As I finished reading the column, Joe ventured out onto his deck and offered a neighborly hello. I held up the paper and yelled over, “I had no idea about Valerie!” Joe looked stricken and gestured to me to keep my voice down. I immediately realized the “outing” of Valerie as a covert CIA operative had had a devastating effect on the Wilson family.

The July 26 Washington Times editorial also argued that the Bush administration could not be blamed for blowing Plame's cover because her identity as an undercover CIA agent was compromised twice before it appeared in Novak's column, including once in the mid-1990s by a Moscow spy. But in making this argument, the Times omitted several key facts. First, regardless of whether, as the Times contends, a Russian spy had previously compromised Plame's identity, the CIA was sufficiently concerned about the leak to Novak that it referred the matter to the Justice Department for investigation. Second, the State Department clearly still sought to protect Plame's identity in the weeks before Novak's column was published.

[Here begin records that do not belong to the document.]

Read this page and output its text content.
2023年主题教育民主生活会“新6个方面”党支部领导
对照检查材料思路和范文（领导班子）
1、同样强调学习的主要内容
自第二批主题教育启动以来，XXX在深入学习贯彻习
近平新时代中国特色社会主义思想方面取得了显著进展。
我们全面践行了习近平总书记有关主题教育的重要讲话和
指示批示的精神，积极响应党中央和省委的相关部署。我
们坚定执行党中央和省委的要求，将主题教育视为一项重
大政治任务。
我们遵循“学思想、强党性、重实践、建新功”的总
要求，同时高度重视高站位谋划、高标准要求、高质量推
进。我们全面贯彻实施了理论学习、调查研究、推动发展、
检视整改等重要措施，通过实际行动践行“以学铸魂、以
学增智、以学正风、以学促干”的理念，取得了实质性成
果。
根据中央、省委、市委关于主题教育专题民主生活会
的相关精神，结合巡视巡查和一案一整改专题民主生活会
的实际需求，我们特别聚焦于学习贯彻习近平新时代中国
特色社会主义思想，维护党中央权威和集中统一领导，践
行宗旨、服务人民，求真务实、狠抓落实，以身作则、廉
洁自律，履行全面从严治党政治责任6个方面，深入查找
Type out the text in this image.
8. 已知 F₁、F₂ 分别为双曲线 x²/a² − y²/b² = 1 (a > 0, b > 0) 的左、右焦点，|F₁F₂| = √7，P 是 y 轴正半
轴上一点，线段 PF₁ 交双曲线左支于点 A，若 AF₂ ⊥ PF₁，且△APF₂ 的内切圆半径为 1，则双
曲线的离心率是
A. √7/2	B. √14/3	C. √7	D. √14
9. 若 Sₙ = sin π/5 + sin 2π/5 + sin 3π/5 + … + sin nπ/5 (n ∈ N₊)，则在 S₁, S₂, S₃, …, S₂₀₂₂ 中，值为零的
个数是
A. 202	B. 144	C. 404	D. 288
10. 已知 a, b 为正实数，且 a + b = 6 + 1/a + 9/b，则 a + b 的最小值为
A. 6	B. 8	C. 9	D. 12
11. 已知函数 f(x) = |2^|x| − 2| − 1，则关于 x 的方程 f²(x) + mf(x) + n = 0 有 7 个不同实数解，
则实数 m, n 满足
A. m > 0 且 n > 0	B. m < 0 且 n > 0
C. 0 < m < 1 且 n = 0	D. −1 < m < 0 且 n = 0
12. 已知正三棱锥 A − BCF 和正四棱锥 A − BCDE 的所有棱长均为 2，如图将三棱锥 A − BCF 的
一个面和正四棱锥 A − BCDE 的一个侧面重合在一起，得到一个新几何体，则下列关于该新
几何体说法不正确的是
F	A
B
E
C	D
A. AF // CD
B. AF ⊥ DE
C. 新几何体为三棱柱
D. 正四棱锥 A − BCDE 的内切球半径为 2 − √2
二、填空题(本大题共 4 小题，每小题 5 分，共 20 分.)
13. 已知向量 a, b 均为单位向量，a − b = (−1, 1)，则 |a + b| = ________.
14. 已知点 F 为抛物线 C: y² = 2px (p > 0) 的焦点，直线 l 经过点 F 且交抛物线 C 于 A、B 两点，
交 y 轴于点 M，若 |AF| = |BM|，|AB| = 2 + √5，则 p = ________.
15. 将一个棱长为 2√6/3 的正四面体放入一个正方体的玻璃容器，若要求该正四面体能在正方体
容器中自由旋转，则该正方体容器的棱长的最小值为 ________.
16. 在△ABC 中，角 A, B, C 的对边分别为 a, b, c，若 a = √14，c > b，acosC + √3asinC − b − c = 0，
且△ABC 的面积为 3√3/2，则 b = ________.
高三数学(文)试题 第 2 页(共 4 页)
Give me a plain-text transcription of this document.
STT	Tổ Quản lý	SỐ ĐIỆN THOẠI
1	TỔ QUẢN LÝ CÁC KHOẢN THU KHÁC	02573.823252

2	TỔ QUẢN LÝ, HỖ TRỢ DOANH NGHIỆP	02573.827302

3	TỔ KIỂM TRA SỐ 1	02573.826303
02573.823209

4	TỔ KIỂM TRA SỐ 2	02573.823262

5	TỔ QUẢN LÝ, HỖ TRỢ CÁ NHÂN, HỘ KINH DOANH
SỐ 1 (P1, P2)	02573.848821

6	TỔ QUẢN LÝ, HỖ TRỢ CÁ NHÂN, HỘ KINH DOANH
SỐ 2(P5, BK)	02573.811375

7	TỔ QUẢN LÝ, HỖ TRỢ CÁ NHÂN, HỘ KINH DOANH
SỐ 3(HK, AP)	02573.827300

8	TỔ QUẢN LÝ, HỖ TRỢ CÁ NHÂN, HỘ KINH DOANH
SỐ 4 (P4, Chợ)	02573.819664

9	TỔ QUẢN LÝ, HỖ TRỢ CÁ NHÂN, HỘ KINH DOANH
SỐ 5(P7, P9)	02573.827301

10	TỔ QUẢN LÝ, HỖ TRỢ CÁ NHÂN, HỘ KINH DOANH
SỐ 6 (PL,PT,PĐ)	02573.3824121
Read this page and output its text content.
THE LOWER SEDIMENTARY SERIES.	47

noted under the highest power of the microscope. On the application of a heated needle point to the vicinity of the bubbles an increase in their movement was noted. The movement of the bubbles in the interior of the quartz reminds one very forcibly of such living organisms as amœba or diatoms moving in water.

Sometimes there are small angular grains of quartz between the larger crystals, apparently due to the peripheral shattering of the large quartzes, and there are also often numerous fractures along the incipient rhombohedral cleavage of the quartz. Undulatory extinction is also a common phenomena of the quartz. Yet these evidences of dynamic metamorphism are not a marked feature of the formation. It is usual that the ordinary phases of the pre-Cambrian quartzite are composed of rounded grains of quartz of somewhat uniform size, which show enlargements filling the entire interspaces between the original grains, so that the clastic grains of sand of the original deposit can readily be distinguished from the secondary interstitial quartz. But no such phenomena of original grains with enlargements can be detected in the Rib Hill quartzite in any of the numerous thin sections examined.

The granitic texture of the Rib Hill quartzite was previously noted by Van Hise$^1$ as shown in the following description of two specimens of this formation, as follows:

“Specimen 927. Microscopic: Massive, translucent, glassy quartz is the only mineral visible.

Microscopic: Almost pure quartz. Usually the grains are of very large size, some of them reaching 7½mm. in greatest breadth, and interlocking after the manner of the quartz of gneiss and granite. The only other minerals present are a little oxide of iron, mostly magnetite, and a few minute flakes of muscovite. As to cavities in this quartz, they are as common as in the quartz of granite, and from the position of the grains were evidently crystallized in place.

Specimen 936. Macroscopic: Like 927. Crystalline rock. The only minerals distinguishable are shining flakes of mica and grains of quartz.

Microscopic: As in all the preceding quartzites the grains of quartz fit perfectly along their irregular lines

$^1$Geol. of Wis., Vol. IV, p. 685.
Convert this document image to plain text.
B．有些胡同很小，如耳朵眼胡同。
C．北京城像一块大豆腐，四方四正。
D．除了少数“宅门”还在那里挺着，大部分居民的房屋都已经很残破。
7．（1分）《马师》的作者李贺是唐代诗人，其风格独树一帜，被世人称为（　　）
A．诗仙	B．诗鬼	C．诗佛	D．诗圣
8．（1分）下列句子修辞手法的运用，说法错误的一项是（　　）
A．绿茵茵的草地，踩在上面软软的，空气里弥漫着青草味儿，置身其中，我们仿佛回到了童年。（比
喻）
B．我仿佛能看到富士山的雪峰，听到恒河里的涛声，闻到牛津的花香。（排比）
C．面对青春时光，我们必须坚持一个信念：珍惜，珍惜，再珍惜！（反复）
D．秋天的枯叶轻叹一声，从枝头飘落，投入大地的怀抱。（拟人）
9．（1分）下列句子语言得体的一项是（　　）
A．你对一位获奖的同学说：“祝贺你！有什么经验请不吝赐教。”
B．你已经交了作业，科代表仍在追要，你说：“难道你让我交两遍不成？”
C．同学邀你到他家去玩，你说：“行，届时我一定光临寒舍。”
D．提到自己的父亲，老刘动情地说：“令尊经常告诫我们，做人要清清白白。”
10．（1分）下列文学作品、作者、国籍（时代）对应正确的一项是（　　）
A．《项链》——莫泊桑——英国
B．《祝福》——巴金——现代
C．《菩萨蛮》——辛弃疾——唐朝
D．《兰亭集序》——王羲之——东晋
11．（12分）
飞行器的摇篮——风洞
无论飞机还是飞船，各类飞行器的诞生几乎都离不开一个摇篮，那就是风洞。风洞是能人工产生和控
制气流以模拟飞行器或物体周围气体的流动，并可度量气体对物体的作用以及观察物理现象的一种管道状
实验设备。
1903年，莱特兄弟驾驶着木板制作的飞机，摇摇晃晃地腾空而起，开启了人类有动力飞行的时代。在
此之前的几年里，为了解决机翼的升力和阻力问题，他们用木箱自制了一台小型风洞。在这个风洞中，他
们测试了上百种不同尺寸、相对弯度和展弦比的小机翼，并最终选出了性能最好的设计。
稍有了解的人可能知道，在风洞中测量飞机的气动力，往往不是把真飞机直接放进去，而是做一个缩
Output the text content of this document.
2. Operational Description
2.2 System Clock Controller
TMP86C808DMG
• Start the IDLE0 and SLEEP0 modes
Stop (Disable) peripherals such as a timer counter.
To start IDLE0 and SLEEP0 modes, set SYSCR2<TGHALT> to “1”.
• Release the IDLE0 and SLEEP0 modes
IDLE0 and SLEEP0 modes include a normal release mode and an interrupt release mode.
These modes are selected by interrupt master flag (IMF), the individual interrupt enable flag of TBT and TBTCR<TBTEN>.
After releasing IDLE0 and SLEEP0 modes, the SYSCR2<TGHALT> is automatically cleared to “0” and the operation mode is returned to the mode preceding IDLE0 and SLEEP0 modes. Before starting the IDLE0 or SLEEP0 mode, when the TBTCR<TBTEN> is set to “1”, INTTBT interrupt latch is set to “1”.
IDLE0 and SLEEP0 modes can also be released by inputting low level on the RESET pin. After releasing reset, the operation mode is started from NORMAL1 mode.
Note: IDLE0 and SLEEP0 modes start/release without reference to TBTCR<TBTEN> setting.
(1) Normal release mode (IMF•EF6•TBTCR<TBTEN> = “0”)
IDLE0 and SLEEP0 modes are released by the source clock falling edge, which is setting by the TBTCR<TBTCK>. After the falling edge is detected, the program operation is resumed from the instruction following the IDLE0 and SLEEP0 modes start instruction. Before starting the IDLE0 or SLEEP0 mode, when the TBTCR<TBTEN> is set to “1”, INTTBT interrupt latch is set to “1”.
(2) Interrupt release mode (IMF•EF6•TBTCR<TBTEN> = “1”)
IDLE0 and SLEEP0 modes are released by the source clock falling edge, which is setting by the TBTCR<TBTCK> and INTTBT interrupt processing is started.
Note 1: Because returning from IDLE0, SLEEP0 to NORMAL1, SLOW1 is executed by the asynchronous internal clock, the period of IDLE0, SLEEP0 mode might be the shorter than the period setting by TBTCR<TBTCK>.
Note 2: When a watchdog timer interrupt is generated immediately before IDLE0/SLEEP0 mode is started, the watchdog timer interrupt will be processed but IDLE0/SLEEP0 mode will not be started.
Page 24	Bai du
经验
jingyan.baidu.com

As The Washington Post reported in a July 20 article, a State Department memo written June 10, 2003, contained a paragraph about Plame that was marked “S” for “secret.” And finally The Washington Post reported on October 8, 2003, that Plame remained undercover “in recent years” as an “energy consultant,” while actually serving as a weapons proliferation analyst for the CIA. According to the Post, “Friends and neighbors knew Valerie Wilson as a consultant who traveled frequently overseas.”

*Nexis search was for (Plame and neighbor!).